Note that inside of a character class, all regular expression operators lose their special meaning except escape ('') and the character class operators, '-', ']', and, at the beginning of the class, '^'.
The regular expressions listed above are grouped according to precedence, from highest precedence at the top to lowest at the bottom. Those grouped together have equal precedence. For example, foo|bar*
is the same as (foo)|(ba(r*))
since the '*' operator has higher precedence than concatenation, and concatenation higher than alternation ('|'). This pattern therefore matches either the string "foo" or the string "ba" followed by zero-or-more r's.

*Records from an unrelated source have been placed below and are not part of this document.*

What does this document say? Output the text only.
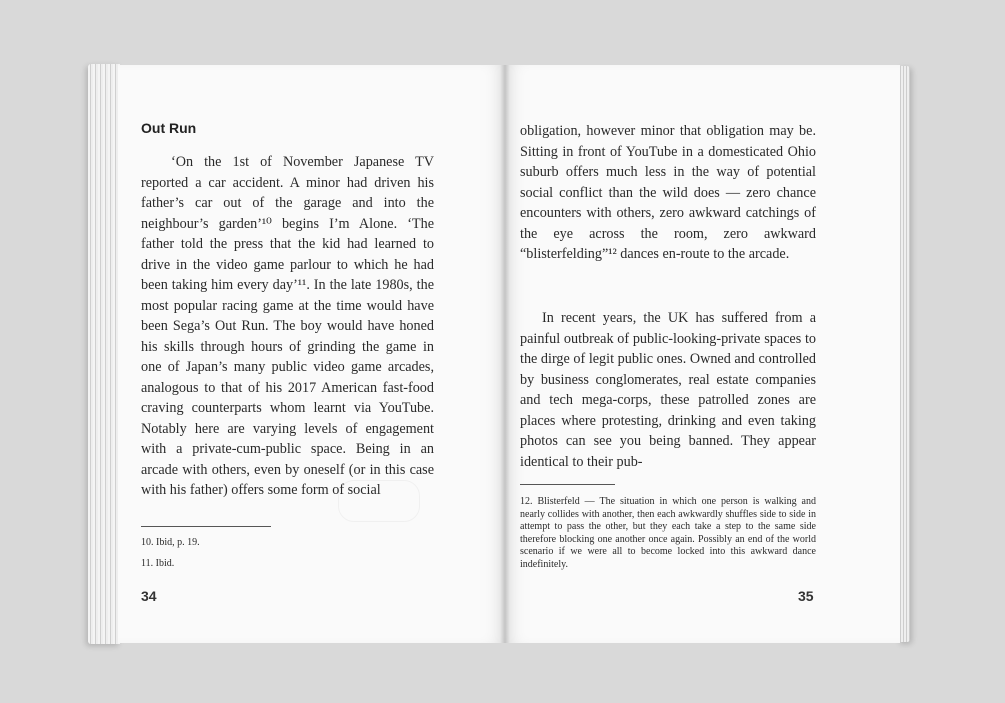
Out Run

‘On the 1st of November Japanese TV reported a car accident. A minor had driven his father’s car out of the garage and into the neighbour’s garden’¹⁰ begins I’m Alone. ‘The father told the press that the kid had learned to drive in the video game parlour to which he had been taking him every day’¹¹. In the late 1980s, the most popular racing game at the time would have been Sega’s Out Run. The boy would have honed his skills through hours of grinding the game in one of Japan’s many public video game arcades, analogous to that of his 2017 American fast-food craving counterparts whom learnt via YouTube. Notably here are varying levels of engagement with a private-cum-public space. Being in an arcade with others, even by oneself (or in this case with his father) offers some form of social

10. Ibid, p. 19.

11. Ibid.

34

obligation, however minor that obligation may be. Sitting in front of YouTube in a domesticated Ohio suburb offers much less in the way of potential social conflict than the wild does — zero chance encounters with others, zero awkward catchings of the eye across the room, zero awkward “blisterfelding”¹² dances en-route to the arcade.

In recent years, the UK has suffered from a painful outbreak of public-looking-private spaces to the dirge of legit public ones. Owned and controlled by business conglomerates, real estate companies and tech mega-corps, these patrolled zones are places where protesting, drinking and even taking photos can see you being banned. They appear identical to their pub-

12. Blisterfeld — The situation in which one person is walking and nearly collides with another, then each awkwardly shuffles side to side in attempt to pass the other, but they each take a step to the same side therefore blocking one another once again. Possibly an end of the world scenario if we were all to become locked into this awkward dance indefinitely.

35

To match "foo" or zero-or-more "bar"'s, use: foo|(bar)*
and to match zero-or-more "foo"'s-or-"bar"'s: (foo|bar)*
Some notes on patterns:
A negated character class such as the example "[^A-Z]" above will match a newline unless "\n" (or an equivalent escape sequence) is one of the characters explicitly present in the negated character class (e.g., "[^A-Z\n]"). This is unlike how many other regular expression tools treat negated character classes, but unfortunately the inconsistency is historically entrenched. Matching newlines means that a pattern like [^"]* can match the entire input unless there's another quote in the input.
A rule can have at most one instance of trailing context (the '